- - - a dinner
conversation from last month - - -
or
The Importance of
Using the Right Cuss Word
I had gone to the store earlier in the day, and knew there
was one thing that I wanted to get, but couldn’t remember what it was while I
was in the store. Finally, at dinner, I
remembered that since the Common Household Son is home this week, I wanted to
get some ground beef to make meat loaf.
We had this conversation.
Me: “Oh, now
I remember what I wanted to get at the store.” (and getting really mad at
myself, I used one of my stronger expletives…) “Rats.”

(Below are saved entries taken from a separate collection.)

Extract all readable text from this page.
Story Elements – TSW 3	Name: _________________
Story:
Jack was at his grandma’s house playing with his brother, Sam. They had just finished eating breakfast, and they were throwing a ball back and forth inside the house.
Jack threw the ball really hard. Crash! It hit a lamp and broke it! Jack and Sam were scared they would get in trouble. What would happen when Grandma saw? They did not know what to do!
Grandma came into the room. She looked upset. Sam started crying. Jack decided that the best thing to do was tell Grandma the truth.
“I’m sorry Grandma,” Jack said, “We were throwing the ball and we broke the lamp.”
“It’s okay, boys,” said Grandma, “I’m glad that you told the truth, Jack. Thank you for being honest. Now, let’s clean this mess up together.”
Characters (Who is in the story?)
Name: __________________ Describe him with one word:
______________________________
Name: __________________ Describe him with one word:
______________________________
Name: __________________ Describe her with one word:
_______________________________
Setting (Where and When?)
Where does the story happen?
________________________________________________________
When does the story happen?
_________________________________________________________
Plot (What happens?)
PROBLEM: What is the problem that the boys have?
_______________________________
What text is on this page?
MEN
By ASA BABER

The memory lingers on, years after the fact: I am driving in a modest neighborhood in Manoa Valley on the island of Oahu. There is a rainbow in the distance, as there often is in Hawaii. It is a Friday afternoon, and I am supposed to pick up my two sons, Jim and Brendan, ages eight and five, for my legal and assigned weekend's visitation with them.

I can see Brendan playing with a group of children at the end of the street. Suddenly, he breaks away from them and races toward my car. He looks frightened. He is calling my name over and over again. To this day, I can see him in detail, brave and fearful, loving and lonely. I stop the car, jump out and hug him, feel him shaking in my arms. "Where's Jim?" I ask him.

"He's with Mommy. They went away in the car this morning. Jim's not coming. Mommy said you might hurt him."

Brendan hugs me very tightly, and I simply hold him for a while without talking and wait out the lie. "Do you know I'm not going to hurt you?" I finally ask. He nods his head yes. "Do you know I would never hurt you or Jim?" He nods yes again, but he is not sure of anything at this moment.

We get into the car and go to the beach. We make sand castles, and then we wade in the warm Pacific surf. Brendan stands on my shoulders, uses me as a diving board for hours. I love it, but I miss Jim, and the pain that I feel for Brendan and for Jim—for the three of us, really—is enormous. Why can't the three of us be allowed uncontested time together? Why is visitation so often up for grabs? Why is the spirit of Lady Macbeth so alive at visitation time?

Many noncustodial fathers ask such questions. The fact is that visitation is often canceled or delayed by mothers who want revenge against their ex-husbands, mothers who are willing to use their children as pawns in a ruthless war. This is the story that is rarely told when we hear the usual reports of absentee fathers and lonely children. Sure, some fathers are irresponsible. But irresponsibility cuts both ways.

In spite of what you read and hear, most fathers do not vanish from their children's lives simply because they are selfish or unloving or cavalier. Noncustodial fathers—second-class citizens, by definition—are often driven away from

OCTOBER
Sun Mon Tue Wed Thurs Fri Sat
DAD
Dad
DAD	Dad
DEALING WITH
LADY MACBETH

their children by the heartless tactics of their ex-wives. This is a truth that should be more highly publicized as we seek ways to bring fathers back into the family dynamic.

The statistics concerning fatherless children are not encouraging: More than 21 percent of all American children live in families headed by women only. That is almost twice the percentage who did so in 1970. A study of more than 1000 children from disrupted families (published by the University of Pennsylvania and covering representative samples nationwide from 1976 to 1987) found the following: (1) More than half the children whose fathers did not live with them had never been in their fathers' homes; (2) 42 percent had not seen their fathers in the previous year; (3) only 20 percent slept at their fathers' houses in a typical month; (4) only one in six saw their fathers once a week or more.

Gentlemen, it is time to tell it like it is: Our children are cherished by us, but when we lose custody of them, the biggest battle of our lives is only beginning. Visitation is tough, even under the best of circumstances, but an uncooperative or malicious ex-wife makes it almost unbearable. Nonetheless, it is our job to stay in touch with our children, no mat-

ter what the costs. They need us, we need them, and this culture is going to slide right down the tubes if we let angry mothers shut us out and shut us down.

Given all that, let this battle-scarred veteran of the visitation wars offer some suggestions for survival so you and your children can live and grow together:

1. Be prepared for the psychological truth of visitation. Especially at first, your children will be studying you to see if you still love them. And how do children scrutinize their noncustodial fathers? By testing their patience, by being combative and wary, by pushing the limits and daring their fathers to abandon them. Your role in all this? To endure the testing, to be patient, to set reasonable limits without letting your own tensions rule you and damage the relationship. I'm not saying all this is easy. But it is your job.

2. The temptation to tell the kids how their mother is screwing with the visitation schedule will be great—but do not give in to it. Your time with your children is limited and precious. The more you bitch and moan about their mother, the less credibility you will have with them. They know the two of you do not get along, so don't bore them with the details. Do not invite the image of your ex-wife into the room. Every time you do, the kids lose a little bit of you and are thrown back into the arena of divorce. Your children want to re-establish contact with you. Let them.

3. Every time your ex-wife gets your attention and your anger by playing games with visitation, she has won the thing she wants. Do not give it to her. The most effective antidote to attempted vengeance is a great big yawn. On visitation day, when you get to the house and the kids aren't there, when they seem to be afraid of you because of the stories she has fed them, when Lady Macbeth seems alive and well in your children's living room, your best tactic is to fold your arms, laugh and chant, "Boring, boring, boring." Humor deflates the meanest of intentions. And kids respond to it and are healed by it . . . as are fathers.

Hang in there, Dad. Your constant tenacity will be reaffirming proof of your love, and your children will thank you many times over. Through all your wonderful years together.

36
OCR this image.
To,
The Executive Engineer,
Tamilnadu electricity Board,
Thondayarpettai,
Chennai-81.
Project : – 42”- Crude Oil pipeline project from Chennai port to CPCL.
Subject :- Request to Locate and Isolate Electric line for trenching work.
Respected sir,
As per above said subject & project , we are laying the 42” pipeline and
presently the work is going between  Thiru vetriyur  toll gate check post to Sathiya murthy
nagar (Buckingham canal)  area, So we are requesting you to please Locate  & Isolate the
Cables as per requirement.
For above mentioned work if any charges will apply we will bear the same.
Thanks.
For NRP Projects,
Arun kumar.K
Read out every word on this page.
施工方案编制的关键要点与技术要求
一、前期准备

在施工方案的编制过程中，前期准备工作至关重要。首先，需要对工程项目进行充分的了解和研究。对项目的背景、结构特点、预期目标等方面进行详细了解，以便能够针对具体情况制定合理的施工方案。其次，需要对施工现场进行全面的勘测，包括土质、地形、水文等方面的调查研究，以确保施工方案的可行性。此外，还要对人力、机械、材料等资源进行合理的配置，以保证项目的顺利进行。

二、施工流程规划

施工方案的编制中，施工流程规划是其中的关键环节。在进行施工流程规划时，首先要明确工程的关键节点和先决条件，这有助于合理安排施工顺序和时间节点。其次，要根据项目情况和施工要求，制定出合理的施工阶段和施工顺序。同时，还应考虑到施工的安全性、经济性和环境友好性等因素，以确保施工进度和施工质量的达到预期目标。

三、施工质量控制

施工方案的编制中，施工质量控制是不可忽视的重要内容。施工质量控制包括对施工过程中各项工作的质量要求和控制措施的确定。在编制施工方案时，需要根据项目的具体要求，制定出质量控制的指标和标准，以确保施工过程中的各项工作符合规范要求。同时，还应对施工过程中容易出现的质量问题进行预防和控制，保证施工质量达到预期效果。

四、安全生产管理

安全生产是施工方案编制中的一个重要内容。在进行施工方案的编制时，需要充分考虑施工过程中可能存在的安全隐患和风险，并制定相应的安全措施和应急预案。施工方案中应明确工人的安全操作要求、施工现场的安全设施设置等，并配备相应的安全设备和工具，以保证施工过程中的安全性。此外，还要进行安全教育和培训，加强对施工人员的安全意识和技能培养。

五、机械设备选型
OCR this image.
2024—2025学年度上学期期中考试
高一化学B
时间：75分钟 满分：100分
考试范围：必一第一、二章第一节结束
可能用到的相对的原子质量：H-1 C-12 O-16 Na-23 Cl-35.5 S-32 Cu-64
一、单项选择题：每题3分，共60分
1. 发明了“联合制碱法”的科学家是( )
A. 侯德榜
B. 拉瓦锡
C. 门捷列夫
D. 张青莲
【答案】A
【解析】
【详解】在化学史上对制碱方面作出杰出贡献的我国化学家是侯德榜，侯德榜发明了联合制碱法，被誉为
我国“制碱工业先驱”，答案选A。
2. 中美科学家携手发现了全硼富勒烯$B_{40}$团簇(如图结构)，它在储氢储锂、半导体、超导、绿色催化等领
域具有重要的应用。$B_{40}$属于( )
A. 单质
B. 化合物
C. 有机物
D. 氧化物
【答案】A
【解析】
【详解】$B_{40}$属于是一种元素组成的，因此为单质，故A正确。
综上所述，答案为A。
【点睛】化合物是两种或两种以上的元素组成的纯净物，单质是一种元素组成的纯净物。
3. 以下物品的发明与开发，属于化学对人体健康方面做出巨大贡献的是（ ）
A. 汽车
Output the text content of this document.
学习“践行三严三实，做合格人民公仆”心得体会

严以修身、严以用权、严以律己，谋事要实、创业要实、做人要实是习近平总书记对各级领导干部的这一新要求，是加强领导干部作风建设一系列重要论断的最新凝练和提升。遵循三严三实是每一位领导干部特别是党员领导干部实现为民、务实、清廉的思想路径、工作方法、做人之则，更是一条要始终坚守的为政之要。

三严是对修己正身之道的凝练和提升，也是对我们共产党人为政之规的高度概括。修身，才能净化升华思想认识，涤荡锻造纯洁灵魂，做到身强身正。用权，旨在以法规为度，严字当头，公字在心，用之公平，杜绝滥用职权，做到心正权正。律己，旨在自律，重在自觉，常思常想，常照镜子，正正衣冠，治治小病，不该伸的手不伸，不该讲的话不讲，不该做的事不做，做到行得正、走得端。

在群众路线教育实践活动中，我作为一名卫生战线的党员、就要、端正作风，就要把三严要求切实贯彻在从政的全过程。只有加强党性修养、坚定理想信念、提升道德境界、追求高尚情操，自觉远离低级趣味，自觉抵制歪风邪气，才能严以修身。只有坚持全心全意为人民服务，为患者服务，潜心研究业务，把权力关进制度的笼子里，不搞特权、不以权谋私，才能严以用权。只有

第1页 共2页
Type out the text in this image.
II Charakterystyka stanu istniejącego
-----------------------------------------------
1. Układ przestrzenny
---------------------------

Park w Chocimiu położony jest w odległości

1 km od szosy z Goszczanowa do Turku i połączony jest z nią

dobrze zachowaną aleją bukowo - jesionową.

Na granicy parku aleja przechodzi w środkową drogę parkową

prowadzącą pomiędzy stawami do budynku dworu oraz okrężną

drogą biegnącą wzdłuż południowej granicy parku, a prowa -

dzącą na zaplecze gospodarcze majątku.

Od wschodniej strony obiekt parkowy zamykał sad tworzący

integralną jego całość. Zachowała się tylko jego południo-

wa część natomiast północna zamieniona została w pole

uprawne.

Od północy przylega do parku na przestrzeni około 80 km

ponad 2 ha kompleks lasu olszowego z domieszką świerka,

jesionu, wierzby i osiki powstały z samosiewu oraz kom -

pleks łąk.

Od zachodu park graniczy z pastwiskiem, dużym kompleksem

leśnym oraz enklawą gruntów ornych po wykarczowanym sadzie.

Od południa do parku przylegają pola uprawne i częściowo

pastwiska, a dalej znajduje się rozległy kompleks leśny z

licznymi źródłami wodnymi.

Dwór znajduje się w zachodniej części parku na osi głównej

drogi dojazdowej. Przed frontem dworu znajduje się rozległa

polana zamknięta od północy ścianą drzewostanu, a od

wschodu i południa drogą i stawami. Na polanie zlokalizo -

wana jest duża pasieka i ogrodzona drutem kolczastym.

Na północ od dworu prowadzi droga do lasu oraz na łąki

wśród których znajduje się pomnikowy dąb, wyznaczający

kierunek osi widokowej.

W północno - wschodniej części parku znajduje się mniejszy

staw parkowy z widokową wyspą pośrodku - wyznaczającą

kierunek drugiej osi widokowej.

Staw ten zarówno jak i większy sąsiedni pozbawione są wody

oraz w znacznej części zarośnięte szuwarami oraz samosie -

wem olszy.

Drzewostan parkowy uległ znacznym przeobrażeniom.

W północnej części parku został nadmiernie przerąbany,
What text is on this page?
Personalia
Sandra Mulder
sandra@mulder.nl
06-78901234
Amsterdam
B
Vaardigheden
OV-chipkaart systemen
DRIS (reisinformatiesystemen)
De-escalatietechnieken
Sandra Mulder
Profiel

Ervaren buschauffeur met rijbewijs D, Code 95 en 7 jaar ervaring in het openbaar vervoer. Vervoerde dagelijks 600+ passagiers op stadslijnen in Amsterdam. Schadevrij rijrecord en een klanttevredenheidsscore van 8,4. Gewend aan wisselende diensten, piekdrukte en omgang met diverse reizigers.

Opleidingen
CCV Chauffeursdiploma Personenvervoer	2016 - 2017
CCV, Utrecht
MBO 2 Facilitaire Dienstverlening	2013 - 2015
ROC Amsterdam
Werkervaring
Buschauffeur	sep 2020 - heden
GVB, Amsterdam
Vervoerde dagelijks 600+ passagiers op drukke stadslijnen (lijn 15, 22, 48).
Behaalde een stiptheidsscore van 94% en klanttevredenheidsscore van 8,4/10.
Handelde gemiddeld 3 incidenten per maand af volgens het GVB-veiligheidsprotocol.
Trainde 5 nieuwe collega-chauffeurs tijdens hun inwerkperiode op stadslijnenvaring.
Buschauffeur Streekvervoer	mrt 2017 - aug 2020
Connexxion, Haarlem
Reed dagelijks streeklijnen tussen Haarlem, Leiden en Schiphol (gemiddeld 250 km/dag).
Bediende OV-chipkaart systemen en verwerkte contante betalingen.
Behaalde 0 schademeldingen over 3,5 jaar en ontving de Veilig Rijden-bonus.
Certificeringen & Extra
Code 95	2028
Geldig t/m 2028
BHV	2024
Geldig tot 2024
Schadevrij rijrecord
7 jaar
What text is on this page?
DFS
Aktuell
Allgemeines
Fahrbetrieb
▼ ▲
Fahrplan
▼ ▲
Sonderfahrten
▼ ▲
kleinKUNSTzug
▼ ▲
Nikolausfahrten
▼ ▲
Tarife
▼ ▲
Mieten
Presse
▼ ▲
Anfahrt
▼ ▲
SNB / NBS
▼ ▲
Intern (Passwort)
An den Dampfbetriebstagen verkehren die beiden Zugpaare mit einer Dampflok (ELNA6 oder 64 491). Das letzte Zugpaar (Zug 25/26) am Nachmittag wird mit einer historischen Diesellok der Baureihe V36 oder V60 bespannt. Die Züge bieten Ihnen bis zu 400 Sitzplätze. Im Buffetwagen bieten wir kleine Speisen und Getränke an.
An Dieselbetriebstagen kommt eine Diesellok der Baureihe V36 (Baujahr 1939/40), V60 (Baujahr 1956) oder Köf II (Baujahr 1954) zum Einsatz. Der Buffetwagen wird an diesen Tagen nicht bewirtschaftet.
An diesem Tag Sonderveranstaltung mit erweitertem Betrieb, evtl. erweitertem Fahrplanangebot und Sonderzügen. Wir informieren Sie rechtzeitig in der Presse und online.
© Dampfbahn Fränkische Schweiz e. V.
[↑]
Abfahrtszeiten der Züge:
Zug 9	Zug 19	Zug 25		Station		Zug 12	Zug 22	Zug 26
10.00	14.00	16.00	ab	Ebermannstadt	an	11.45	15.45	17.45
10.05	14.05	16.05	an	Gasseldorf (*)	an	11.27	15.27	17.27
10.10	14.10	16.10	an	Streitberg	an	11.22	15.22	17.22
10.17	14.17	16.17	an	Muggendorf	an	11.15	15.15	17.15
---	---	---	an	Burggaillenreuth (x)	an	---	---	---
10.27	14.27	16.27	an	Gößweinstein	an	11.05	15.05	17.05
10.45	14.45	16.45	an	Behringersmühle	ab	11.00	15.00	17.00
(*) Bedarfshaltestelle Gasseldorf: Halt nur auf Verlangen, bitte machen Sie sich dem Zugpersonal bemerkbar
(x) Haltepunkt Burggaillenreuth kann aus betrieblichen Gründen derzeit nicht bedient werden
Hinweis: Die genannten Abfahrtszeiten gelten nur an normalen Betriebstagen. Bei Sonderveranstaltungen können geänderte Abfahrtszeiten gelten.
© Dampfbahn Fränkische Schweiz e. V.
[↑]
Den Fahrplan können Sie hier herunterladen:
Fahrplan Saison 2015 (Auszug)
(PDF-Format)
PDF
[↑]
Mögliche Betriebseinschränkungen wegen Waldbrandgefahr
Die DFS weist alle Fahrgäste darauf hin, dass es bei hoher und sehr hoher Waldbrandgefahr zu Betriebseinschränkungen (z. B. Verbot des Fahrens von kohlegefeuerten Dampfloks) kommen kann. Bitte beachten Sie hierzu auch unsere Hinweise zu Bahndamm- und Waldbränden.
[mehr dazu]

Husband: What kind of rats? Sprague-Dawley rats? Fischer rats? Brown Norway? Wistar?”
Younger Daughter:
“Or those white rats with red eyes?”
Son: “You could
get frozen rats.”
Younger Daughter:
“Don’t forget that you have to check
with PETA before you get rats.”
Husband: “Or
maybe you’d want to go with powdered rats.
It could be cheaper.”
Me: “This
is really gross. I’m still eating my
dinner.”
Son: “You should hear what the medical students
talk about at lunch.”
Husband: “Is it
gross?”
Son: “Yes.”
Husband: “Gross
Anatomy?”
Son: “Is there
any other kind?”
6 comments:
Your family has the best repartee.
Love it!
I agree with smalltownme!
And "rats" is one of my favorite words when I'm vexed. I'm trying to lay off the stronger ones, terrible habit.
Fabulous!
"Is there any other kind?" I laughed so hard. I hope you were able to finish your food, after all that.
You really have to be on top of your word game to live there!
"Pickle-snort" may or may not be less gross than rats.